Francesco Caracciolo di Sarno: i sospettati

Al centro del processo a Rainiero Busco, l’ex fidanzato di Simonetta Cesaroni, c’erano state proprio due telefonate che sarebbero arrivate al fattore di Caracciolo, Mario Macinati, in cui qualcuno che si identificava dicendo solo “chiamo dagli Ostelli” cercava con urgenza l’avvocato.

All’inizio l’accusa pensò che quelle chiamate fossero state fatte da Pietrino Vanacore, portiere dello stabile, morto suicida, iscritto nel registro degli indagati per il sospetto che avesse voluto avvisare il Presidente dopo aver scoperto il cadavere della ventenne. Tuttavia, questo impianto accusatorio venne smontato e Vanacore prosciolto.

Dopo un anno dai fatti, ci fu una nuova pista, quella del supertestimone, Roland Voller, piccolo trafficante di auto rubate, che chiamava in causa Federico Valle, nipote ventenne del patriarca della famiglia Valle, Cesare, decano dell’Ordine degli Ingegneri, che abitava al quinto piano di via Poma, 2.

Secondo il testimone, il ragazzo era tornato a casa della madre ferito ad un braccio dopo essere andato a trovare il nonno il 7 agosto del 1990. Il giovane venne prosciolto.

Il processo si riaprì nel 2009, quando venne messo nel mirino delle indagini dal PM Ilaria Calò, l’ex fidanzato della Cesaroni, Raniero Busco, sospettato dalla Polizia nel 1990, ma poi ne era uscito pulito. La PM ottenne il processo contro Busco in seguito al ritrovamento di tracce del suo DNA sul corpetto e sul reggiseno di Simonetta e di un morso al seno che venne attribuito all’ex fidanzato.
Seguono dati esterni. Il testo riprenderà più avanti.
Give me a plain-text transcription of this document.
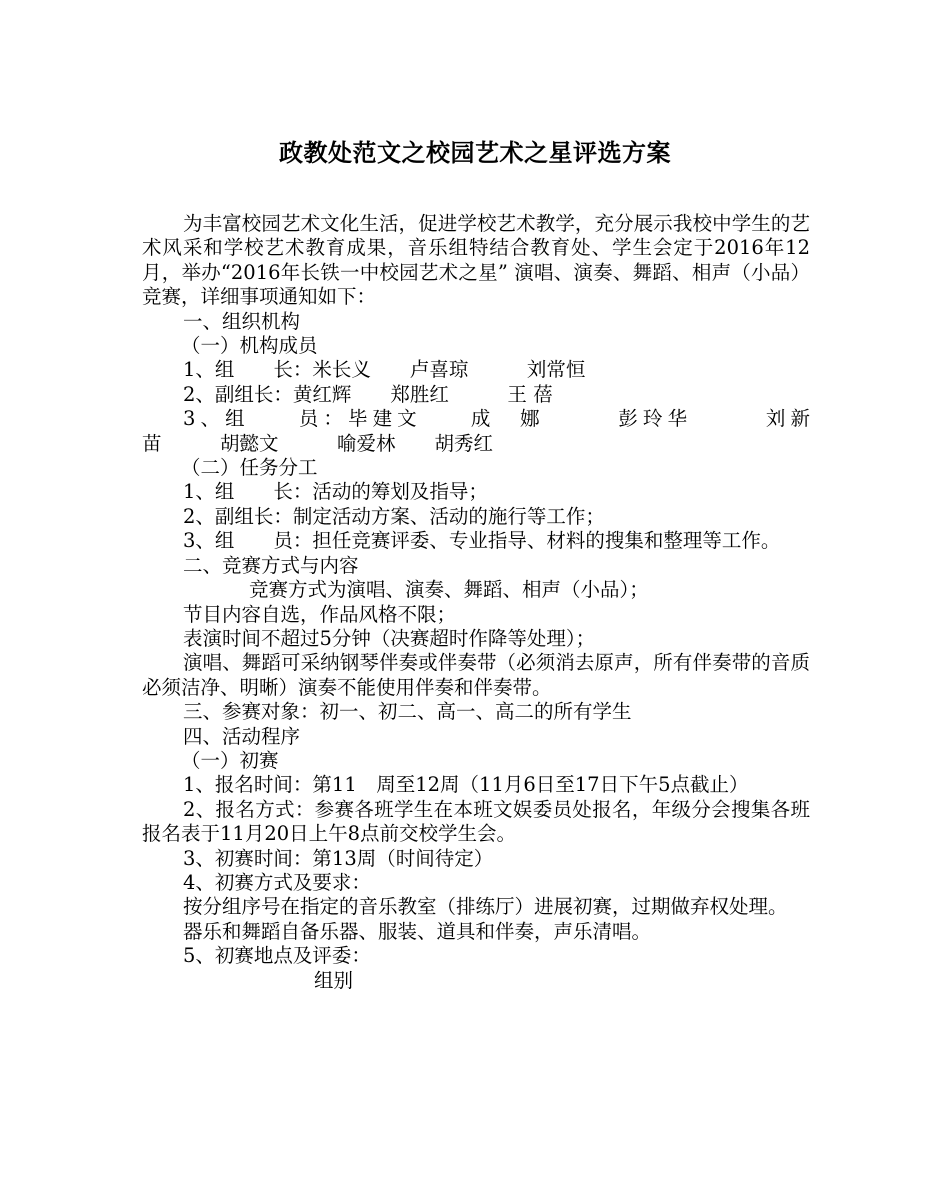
政教处范文之校园艺术之星评选方案

为丰富校园艺术文化生活，促进学校艺术教学，充分展示我校中学生的艺术风采和学校艺术教育成果，音乐组特结合教育处、学生会定于2016年12月，举办“2016年长铁一中校园艺术之星” 演唱、演奏、舞蹈、相声（小品）竞赛，详细事项通知如下：

一、组织机构

（一）机构成员

1、组　　长：米长义　　卢喜琼　　　刘常恒

2、副组长：黄红辉　　郑胜红　　　王 蓓

3、组　　员：毕建文　　成　娜　　　彭玲华　　　刘新

苗　　　胡懿文　　　喻爱林　　胡秀红

（二）任务分工

1、组　　长：活动的筹划及指导；

2、副组长：制定活动方案、活动的施行等工作；

3、组　　员：担任竞赛评委、专业指导、材料的搜集和整理等工作。

二、竞赛方式与内容

竞赛方式为演唱、演奏、舞蹈、相声（小品）；

节目内容自选，作品风格不限；

表演时间不超过5分钟（决赛超时作降等处理）；

演唱、舞蹈可采纳钢琴伴奏或伴奏带（必须消去原声，所有伴奏带的音质必须洁净、明晰）演奏不能使用伴奏和伴奏带。

三、参赛对象：初一、初二、高一、高二的所有学生

四、活动程序

（一）初赛

1、报名时间：第11　周至12周（11月6日至17日下午5点截止）

2、报名方式：参赛各班学生在本班文娱委员处报名，年级分会搜集各班报名表于11月20日上午8点前交校学生会。

3、初赛时间：第13周（时间待定）

4、初赛方式及要求：

按分组序号在指定的音乐教室（排练厅）进展初赛，过期做弃权处理。

器乐和舞蹈自备乐器、服装、道具和伴奏，声乐清唱。

5、初赛地点及评委：

组别
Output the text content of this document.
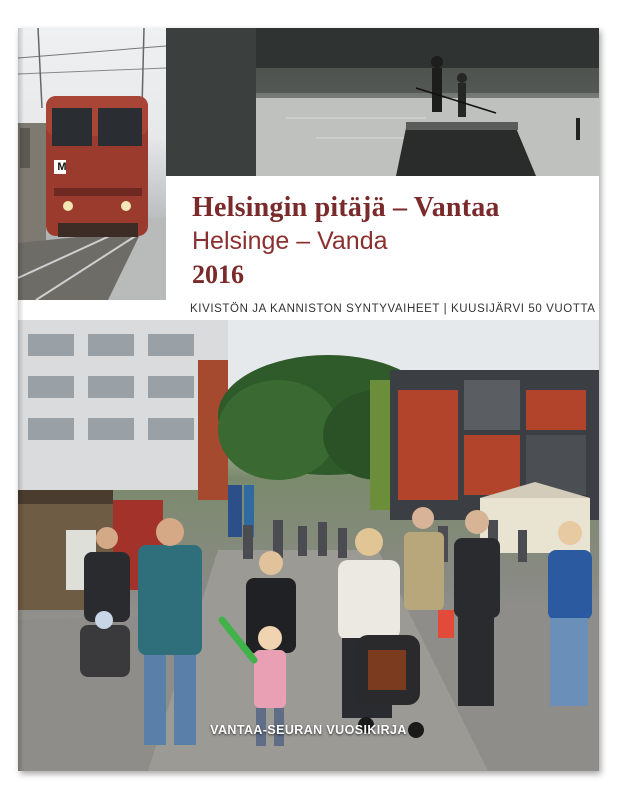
M
Helsingin pitäjä – Vantaa
Helsinge – Vanda
2016
KIVISTÖN JA KANNISTON SYNTYVAIHEET | KUUSIJÄRVI 50 VUOTTA
VANTAA-SEURAN VUOSIKIRJA
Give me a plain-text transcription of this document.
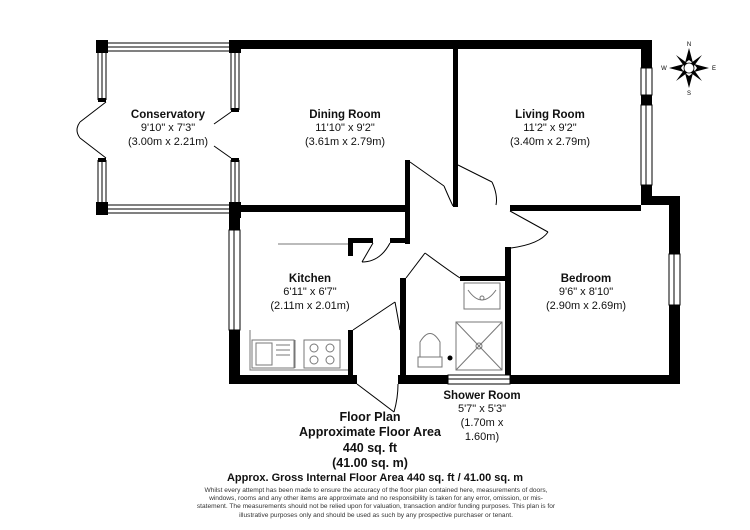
N
S
E
W
Conservatory
9'10" x 7'3"
(3.00m x 2.21m)
Dining Room
11'10" x 9'2"
(3.61m x 2.79m)
Living Room
11'2" x 9'2"
(3.40m x 2.79m)
Kitchen
6'11" x 6'7"
(2.11m x 2.01m)
Bedroom
9'6" x 8'10"
(2.90m x 2.69m)
Shower Room
5'7" x 5'3"
(1.70m x 1.60m)
Floor Plan
Approximate Floor Area
440 sq. ft
(41.00 sq. m)
Approx. Gross Internal Floor Area 440 sq. ft / 41.00 sq. m
Whilst every attempt has been made to ensure the accuracy of the floor plan contained here, measurements of doors, windows, rooms and any other items are approximate and no responsibility is taken for any error, omission, or mis-statement. The measurements should not be relied upon for valuation, transaction and/or funding purposes. This plan is for illustrative purposes only and should be used as such by any prospective purchaser or tenant.
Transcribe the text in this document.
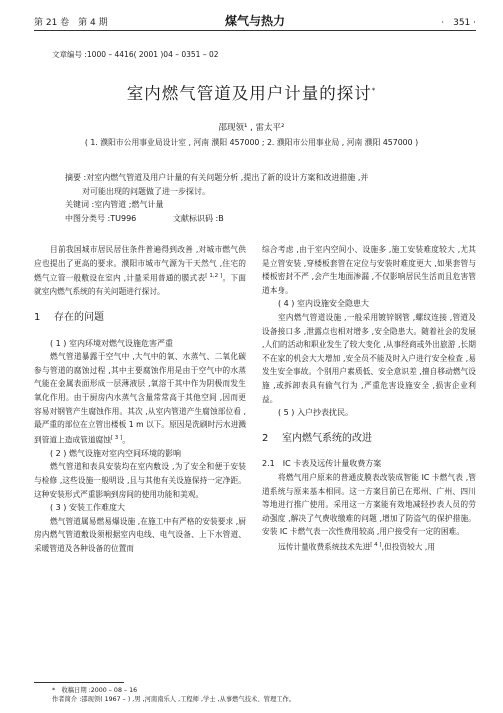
第 21 卷　第 4 期	煤气与热力	·　351 ·
文章编号 :1000 – 4416( 2001 )04 – 0351 – 02
室内燃气管道及用户计量的探讨*
邵现领¹ , 雷太平²
( 1. 濮阳市公用事业局设计室 , 河南 濮阳 457000 ; 2. 濮阳市公用事业局 , 河南 濮阳 457000 )
摘要 :对室内燃气管道及用户计量的有关问题分析 ,提出了新的设计方案和改进措施 ,并
对可能出现的问题做了进一步探讨。
关键词 :室内管道 ;燃气计量
中图分类号 :TU996	文献标识码 :B

目前我国城市居民居住条件普遍得到改善 ,对城市燃气供应也提出了更高的要求。濮阳市城市气源为干天然气 ,住宅的燃气立管一般敷设在室内 ,计量采用普通的膜式表[ 1,2 ]。下面就室内燃气系统的有关问题进行探讨。

1 存在的问题

( 1 ) 室内环境对燃气设施危害严重

燃气管道暴露于空气中 ,大气中的氧、水蒸气、二氧化碳参与管道的腐蚀过程 ,其中主要腐蚀作用是由于空气中的水蒸气能在金属表面形成一层薄液层 ,氧溶于其中作为阴极而发生氧化作用。由于厨房内水蒸气含量常常高于其他空间 ,因而更容易对钢管产生腐蚀作用。其次 ,从室内管道产生腐蚀部位看 ,最严重的部位在立管出楼板 1 m 以下。原因是洗刷时污水进溅到管道上造成管道腐蚀[ 3 ]。

( 2 ) 燃气设施对室内空间环境的影响

燃气管道和表具安装均在室内敷设 ,为了安全和便于安装与检修 ,这些设施一般明设 ,且与其他有关设施保持一定净距。这种安装形式严重影响到房间的使用功能和美观。

( 3 ) 安装工作难度大

燃气管道属易燃易爆设施 ,在施工中有严格的安装要求 ,厨房内燃气管道敷设须根据室内电线、电气设备、上下水管道、采暖管道及各种设备的位置而

综合考虑 ,由于室内空间小、设施多 ,施工安装难度较大 ,尤其是立管安装 ,穿楼板套管在定位与安装时难度更大 ,如果套管与楼板密封不严 ,会产生地面渗漏 ,不仅影响居民生活而且危害管道本身。

( 4 ) 室内设施安全隐患大

室内燃气管道设施 ,一般采用镀锌钢管 ,螺纹连接 ,管道及设备接口多 ,泄露点也相对增多 ,安全隐患大。随着社会的发展 ,人们的活动和职业发生了较大变化 ,从事经商或外出旅游 ,长期不在家的机会大大增加 ,安全员不能及时入户进行安全检查 ,易发生安全事故。个别用户素质低、安全意识差 ,擅自移动燃气设施 ,或拆卸表具有偷气行为 ,严重危害设施安全 ,损害企业利益。

( 5 ) 入户抄表扰民。

2 室内燃气系统的改进

2.1　IC 卡表及远传计量收费方案

将燃气用户原来的普通皮膜表改装成智能 IC 卡燃气表 ,管道系统与原来基本相同。这一方案目前已在郑州、广州、四川等地进行推广使用。采用这一方案能有效地减轻抄表人员的劳动强度 ,解决了气费收缴难的问题 ,增加了防盗气的保护措施。安装 IC 卡燃气表一次性费用较高 ,用户接受有一定的困难。

远传计量收费系统技术先进[ 4 ],但投资较大 ,用

*　收稿日期 :2000 – 08 – 16
作者简介 :邵现领( 1967 – ) ,男 ,河南南乐人 ,工程师 ,学士 ,从事燃气技术、管理工作。
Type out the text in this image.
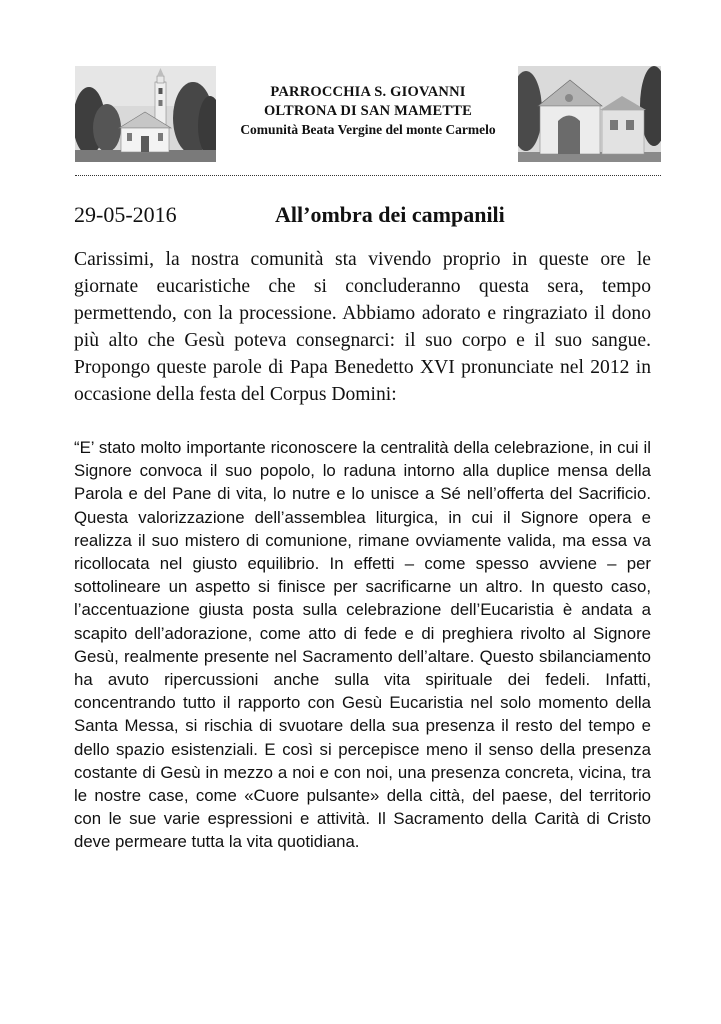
PARROCCHIA S. GIOVANNI
OLTRONA DI SAN MAMETTE
Comunità Beata Vergine del monte Carmelo
29-05-2016	All’ombra dei campanili

Carissimi, la nostra comunità sta vivendo proprio in queste ore le giornate eucaristiche che si concluderanno questa sera, tempo permettendo, con la processione. Abbiamo adorato e ringraziato il dono più alto che Gesù poteva consegnarci: il suo corpo e il suo sangue. Propongo queste parole di Papa Benedetto XVI pronunciate nel 2012 in occasione della festa del Corpus Domini:

“E’ stato molto importante riconoscere la centralità della celebrazione, in cui il Signore convoca il suo popolo, lo raduna intorno alla duplice mensa della Parola e del Pane di vita, lo nutre e lo unisce a Sé nell’offerta del Sacrificio. Questa valorizzazione dell’assemblea liturgica, in cui il Signore opera e realizza il suo mistero di comunione, rimane ovviamente valida, ma essa va ricollocata nel giusto equilibrio. In effetti – come spesso avviene – per sottolineare un aspetto si finisce per sacrificarne un altro. In questo caso, l’accentuazione giusta posta sulla celebrazione dell’Eucaristia è andata a scapito dell’adorazione, come atto di fede e di preghiera rivolto al Signore Gesù, realmente presente nel Sacramento dell’altare. Questo sbilanciamento ha avuto ripercussioni anche sulla vita spirituale dei fedeli. Infatti, concentrando tutto il rapporto con Gesù Eucaristia nel solo momento della Santa Messa, si rischia di svuotare della sua presenza il resto del tempo e dello spazio esistenziali. E così si percepisce meno il senso della presenza costante di Gesù in mezzo a noi e con noi, una presenza concreta, vicina, tra le nostre case, come «Cuore pulsante» della città, del paese, del territorio con le sue varie espressioni e attività. Il Sacramento della Carità di Cristo deve permeare tutta la vita quotidiana.
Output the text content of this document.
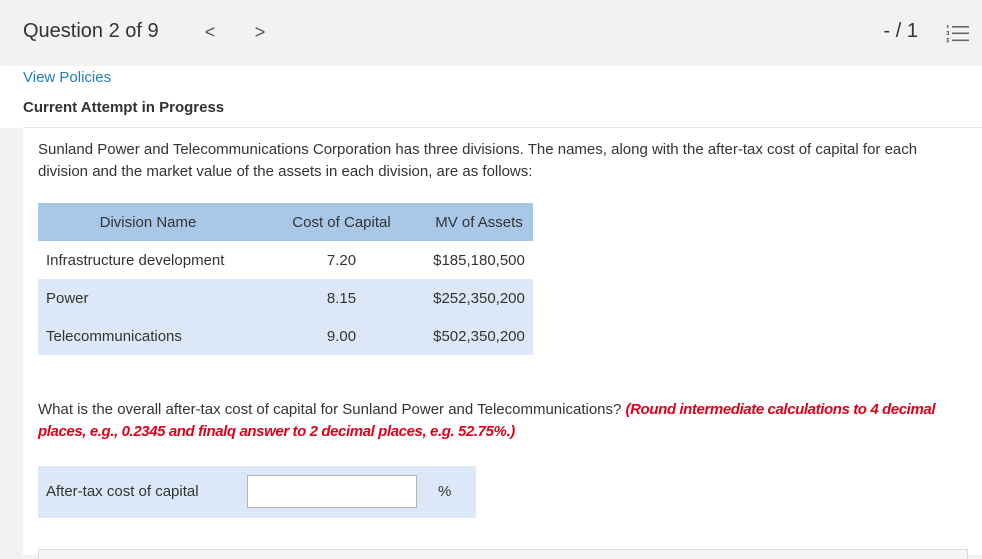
Question 2 of 9	< >	- / 1
View Policies
Current Attempt in Progress

Sunland Power and Telecommunications Corporation has three divisions. The names, along with the after-tax cost of capital for each division and the market value of the assets in each division, are as follows:

Division Name	Cost of Capital	MV of Assets
Infrastructure development	7.20	$185,180,500
Power	8.15	$252,350,200
Telecommunications	9.00	$502,350,200

What is the overall after-tax cost of capital for Sunland Power and Telecommunications? (Round intermediate calculations to 4 decimal places, e.g., 0.2345 and finalq answer to 2 decimal places, e.g. 52.75%.)

After-tax cost of capital	%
Nel 2012, Busco venne assolto - con susseguente conferma in Cassazione - essendo emersa anche qui la pochezza delle prove a carico e la contraddittorietà con altri elementi di indagine non presi in considerazione.

Ora la PM Calò sta battendo questa nuova pista che ci auguriamo porti alla risoluzione di questo giallo.